Always growing…but progress is not always linear

Hi there. I’m still here. I know that it’s been a while. I think about this blog a lot, this sharing of myself and my private and intimate thoughts with the world. What is safe to share, in this sort of public forum, where anyone can come across it? I mean, a link to this blog is on my BU professional profile. So, it’s potentially quite visible in the world. Still, it has long been a value of mine to show up and connect and be vulnerable and authentic and share my truth with anyone who cares to listen. I’ve been focusing on a rather intense inner journey, this last year. But I am emerging now, and I think that I would like to begin sharing more publicly again.
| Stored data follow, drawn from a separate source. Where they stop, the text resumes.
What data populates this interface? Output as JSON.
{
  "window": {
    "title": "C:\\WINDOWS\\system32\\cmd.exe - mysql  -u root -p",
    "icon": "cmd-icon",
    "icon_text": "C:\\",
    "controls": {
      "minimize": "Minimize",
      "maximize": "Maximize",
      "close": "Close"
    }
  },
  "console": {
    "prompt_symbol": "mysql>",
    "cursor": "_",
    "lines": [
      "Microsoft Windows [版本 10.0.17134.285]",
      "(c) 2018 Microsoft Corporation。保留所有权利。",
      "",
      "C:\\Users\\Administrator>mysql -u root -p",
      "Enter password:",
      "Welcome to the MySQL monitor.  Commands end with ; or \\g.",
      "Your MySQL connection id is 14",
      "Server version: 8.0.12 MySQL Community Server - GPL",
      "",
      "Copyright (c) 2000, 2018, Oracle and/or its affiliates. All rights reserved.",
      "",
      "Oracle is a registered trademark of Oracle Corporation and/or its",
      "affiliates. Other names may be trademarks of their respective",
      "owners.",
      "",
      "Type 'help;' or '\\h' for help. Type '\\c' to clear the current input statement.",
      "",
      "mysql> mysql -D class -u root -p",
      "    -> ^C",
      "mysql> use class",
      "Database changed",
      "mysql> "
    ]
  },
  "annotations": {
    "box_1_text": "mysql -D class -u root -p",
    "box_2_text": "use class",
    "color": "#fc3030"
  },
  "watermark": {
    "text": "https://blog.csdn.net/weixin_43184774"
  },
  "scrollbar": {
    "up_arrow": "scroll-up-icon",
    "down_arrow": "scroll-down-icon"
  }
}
So I will start by sharing my current daily affirmations. Every morning, and anytime my mind begins to obsess over negative thoughts (which has been more often than not, these last few years), I think to myself the following – I accept myself for who I am. I love myself for who I am. I let go of judgements, of myself and of others. I feel connected to my higher self. My thoughts are creative forces of love. I am grateful for being alive right now.
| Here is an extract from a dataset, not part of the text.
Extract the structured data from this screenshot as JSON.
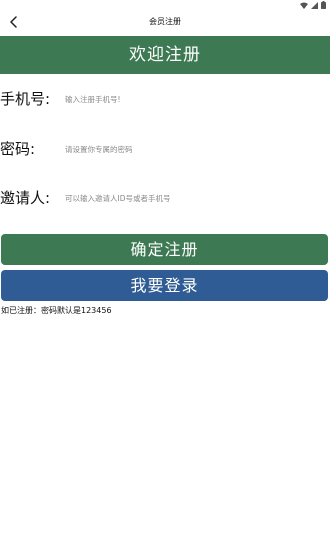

It’s amazing to me how helpful positive affirmations can be. Some people might scoff at them. But why is it so easy to repeat negative criticisms about oneself, over and over and over again, but not accept the idea of repeating positive ones, over and over and over again? We have the power to change our own mind, change our own reality, create our own reality.

So, in addition to these positive thoughts, I’m getting back into the swing of creating. Human beings are creators. Creation is essential for experiencing life fulfillment.

So that is where I am this morning. And I hope that all is well with you and your world right now.